Saturday, December 27, 2014

I want to lose weight, I NEED to lose weight. But where do I begin?

This is a question I'm asked so often. It's a question I asked myself and others too. The truth is that there's no one size fits all plan for everyone. You need to find an exercise routine that works for you. The most important thing is to do something you like, and something you can commit to doing without giving up. But just start somewhere.

For me, I wanted to do a particular workout video I'd seen on the infomercials. But I was so fat at the time, I knew I would probably pass out and die if I tried it. So, I knew I had to work my way up to the type of high intensity workout I wanted to eventually do.

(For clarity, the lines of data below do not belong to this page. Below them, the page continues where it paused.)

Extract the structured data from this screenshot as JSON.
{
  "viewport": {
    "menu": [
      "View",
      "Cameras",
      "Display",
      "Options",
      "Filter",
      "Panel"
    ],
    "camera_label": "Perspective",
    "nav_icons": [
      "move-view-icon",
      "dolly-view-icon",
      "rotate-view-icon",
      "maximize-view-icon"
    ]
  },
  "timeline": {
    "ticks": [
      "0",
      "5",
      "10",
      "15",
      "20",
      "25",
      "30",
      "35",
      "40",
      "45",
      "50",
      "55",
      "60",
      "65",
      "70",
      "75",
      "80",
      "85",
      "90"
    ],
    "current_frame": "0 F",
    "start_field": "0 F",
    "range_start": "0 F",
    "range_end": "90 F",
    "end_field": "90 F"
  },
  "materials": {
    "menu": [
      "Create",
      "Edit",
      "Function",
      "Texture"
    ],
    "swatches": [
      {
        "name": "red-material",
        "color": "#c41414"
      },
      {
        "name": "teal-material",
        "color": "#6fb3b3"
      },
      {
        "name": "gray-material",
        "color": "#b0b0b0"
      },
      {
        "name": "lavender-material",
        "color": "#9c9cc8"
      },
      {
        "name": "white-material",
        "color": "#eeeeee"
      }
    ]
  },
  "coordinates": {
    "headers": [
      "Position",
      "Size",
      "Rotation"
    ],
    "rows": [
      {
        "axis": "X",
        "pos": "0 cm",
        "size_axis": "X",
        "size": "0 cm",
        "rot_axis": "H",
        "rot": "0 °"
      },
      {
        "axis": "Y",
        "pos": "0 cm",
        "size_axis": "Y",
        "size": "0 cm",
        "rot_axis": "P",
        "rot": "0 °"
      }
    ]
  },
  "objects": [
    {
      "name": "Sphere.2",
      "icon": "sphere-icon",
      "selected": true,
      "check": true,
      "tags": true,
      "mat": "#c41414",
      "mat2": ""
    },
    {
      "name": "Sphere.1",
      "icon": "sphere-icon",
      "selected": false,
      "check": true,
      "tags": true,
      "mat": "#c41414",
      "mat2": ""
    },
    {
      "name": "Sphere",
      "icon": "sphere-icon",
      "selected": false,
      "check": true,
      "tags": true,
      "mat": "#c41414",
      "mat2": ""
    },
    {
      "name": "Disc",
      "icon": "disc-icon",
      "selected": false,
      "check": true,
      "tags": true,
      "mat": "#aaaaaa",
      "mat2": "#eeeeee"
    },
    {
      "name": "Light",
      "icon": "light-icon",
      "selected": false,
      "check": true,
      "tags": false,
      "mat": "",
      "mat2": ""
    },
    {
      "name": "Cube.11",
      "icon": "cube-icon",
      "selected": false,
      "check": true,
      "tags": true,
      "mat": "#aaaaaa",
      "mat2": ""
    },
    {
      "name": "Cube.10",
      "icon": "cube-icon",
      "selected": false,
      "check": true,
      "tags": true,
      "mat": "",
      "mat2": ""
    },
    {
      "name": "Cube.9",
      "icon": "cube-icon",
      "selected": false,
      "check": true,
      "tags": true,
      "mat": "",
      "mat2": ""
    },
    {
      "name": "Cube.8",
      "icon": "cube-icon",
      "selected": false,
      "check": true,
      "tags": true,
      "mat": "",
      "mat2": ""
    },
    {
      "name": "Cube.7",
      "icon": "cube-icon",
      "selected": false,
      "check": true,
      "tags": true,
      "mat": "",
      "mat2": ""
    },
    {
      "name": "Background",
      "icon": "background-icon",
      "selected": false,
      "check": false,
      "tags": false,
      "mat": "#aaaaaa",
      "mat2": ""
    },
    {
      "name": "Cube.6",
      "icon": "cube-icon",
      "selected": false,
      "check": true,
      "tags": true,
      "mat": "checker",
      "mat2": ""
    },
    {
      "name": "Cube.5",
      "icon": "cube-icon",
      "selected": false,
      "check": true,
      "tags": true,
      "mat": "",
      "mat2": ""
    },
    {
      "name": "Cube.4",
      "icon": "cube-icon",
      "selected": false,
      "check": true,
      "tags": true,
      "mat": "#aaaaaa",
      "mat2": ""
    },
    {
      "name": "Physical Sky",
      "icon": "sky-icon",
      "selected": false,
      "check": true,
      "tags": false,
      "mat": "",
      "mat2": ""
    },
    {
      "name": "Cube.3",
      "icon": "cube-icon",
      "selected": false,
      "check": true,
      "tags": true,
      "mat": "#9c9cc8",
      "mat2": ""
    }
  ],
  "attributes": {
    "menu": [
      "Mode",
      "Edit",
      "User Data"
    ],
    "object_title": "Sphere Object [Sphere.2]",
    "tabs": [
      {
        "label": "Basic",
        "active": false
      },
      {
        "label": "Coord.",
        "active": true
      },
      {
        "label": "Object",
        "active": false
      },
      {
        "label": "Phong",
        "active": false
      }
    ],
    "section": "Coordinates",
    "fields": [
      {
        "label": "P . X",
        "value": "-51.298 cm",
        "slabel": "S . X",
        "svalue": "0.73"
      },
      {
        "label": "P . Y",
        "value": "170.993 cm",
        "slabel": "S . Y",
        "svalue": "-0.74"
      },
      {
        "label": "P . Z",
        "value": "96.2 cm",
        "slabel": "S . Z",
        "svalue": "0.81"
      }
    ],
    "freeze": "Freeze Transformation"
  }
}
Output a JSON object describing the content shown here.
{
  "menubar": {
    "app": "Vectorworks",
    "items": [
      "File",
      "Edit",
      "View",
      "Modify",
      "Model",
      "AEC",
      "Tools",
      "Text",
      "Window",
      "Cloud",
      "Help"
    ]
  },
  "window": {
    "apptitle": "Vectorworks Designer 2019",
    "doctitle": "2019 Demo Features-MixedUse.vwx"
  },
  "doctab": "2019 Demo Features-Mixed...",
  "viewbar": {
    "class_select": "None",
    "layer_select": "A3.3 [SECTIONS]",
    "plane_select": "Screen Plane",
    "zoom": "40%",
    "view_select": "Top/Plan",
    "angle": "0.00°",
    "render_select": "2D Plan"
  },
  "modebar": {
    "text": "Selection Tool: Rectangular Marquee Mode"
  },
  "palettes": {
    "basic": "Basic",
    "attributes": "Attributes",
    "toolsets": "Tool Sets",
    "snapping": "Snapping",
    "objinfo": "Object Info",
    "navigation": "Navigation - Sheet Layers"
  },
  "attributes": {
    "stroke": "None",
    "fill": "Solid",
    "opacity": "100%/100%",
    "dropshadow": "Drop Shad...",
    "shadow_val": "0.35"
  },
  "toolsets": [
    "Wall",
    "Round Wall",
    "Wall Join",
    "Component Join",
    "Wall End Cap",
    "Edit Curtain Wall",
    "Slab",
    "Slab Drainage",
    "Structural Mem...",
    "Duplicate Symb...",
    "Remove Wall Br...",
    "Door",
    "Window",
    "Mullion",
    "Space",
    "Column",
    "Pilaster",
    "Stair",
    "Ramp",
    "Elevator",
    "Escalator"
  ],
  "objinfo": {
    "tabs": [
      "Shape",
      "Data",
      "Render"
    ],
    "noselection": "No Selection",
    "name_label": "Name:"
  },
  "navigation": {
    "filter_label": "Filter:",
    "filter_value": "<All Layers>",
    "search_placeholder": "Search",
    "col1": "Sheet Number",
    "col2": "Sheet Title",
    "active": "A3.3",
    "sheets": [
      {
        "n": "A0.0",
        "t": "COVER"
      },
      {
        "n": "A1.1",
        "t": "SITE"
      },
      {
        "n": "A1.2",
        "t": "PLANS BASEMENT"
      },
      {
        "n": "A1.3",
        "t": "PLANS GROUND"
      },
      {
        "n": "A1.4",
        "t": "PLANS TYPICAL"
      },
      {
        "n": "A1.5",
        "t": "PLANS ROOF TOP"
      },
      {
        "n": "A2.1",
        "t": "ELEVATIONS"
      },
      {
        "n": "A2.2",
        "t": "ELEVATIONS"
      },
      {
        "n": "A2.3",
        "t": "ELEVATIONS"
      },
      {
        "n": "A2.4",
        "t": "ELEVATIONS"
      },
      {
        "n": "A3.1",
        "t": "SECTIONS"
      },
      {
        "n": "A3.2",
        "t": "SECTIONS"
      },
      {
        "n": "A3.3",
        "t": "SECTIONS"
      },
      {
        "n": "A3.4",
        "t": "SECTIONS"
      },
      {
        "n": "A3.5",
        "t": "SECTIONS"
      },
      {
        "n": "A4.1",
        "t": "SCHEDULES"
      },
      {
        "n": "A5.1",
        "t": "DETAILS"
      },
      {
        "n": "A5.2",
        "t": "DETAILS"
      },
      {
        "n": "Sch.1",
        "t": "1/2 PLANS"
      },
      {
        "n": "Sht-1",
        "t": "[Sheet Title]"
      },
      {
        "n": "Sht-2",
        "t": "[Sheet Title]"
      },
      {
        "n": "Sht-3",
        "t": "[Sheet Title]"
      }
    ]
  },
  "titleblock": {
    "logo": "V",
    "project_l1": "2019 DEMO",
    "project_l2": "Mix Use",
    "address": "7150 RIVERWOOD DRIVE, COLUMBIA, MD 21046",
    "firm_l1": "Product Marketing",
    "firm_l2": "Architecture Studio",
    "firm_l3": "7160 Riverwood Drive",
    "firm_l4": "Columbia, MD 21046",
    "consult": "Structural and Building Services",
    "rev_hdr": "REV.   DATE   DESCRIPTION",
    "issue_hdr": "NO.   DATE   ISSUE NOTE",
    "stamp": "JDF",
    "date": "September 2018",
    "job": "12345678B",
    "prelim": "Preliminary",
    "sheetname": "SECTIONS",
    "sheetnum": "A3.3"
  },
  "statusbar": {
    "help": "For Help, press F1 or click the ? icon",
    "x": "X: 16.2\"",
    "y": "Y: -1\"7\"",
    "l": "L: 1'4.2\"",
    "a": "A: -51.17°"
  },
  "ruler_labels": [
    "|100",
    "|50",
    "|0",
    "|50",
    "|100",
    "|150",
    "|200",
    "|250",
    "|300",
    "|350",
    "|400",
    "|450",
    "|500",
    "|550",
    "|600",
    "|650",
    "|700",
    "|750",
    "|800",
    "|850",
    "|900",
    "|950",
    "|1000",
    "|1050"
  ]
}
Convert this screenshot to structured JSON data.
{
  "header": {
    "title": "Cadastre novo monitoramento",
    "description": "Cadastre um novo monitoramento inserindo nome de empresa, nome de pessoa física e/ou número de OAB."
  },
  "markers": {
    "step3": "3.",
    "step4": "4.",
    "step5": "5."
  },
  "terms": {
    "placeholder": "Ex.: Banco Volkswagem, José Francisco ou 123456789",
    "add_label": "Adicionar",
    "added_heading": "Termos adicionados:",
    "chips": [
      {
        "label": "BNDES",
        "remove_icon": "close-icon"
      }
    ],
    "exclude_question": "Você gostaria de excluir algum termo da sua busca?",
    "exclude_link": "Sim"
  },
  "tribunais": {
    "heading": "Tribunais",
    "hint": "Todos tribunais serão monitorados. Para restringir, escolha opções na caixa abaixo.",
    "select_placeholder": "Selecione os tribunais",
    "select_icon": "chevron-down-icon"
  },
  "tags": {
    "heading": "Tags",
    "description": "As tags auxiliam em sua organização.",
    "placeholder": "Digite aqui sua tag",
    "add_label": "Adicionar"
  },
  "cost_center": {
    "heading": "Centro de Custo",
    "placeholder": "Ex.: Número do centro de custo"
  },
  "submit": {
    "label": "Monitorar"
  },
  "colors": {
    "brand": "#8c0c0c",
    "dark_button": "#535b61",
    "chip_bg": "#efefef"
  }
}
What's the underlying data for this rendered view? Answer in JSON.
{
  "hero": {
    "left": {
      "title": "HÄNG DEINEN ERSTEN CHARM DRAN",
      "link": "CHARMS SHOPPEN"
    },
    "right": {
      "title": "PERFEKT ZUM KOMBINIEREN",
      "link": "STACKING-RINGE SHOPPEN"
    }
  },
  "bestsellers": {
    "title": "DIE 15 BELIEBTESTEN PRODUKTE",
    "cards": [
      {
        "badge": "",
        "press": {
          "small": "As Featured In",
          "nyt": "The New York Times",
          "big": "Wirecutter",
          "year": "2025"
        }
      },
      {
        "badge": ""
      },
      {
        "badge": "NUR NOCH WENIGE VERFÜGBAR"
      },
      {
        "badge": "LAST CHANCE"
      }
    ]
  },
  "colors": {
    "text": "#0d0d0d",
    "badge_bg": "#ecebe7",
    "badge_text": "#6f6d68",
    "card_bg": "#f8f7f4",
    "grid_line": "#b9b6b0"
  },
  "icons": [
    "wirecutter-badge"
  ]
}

Make sure you check with your doctor before you start any kind of exercise program.

I started with the basics. I kept a notepad on my mantle in the living room. On the notepad, I'd write at least 5 exercises to do that day. My goal at first was to do 100 of each exercise throughout the day between about 7 AM and 2 PM. I'd pick things like squats, lunges, jumping jacks, push ups (on my knees at first), chair dips, crunches, burpees, mountain climbers, etc. I'd do them 5 or 10 at a time and I kept tally marks on the notepad as I completed each set. If I got to the 100 reps of each exercise early, I'd do as many more as I could before 2 PM. All of this was done with my 3 kids underfoot. When you do exercises 5 or 10 at a time, it really doesn't take that long to do. But it can get you moving and get your heart rate up, burn calories, and get your mindset in the right place.

This was how I lost the first 47 pounds. I lost that weight without a gym, without any equipment, without spending any money, without a trainer, and without any free time. After all, I'm a busy mom, I don't have free time. But I can make time for a few minutes at a time to do 10 squats or 10 burpees, etc. Small changes add up quickly.